What risks are there to a locality that chooses to do this?

It's hard to see any significant risks. No taxpayer money is being used. You might alienate constituents with eminent domain. But it's hard to imagine residents not in favor of preventing foreclosures and urban blight. The only "risk" a city might face is if there's a protracted contest in court over fair valuation of the underlying mortgages. That takes time and attention, and there are costs in litigation.

The investment community has been raising objections to the approach.

A lot of these securities are zombie assets. The book values of the assets are completely out of sync with real values. Because accounting rules are what they are, it's possible to present yourself as having higher value assets than you really have -- you can mark them at book value, but book value is out of sync with actual value. Those objecting can put off the day of reckoning and pretend the securities are worth more than they are. Eminent domain recognizes up front there's a loss. It doesn't cause the loss, it just recognizes it.

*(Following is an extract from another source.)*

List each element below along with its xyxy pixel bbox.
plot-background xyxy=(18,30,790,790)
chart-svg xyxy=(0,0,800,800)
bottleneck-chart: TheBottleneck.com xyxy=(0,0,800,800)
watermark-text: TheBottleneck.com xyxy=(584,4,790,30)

It speaks well of the plan that investors are willing to put up money. That's a strong signal that there is wasted value that can be recovered. If that value is divided among stakeholders, everyone can win -- homeowners stay in their homes and are no longer underwater; the city prevents blight and foreclosures; bondholders gain because they are now able to sell an unmarketable asset.

Full disclosure: Hockett has no financial interest in Mortgage Resolution Partners, the company that proposed the idea to San Bernardino County. He has, however, done consulting work for the company.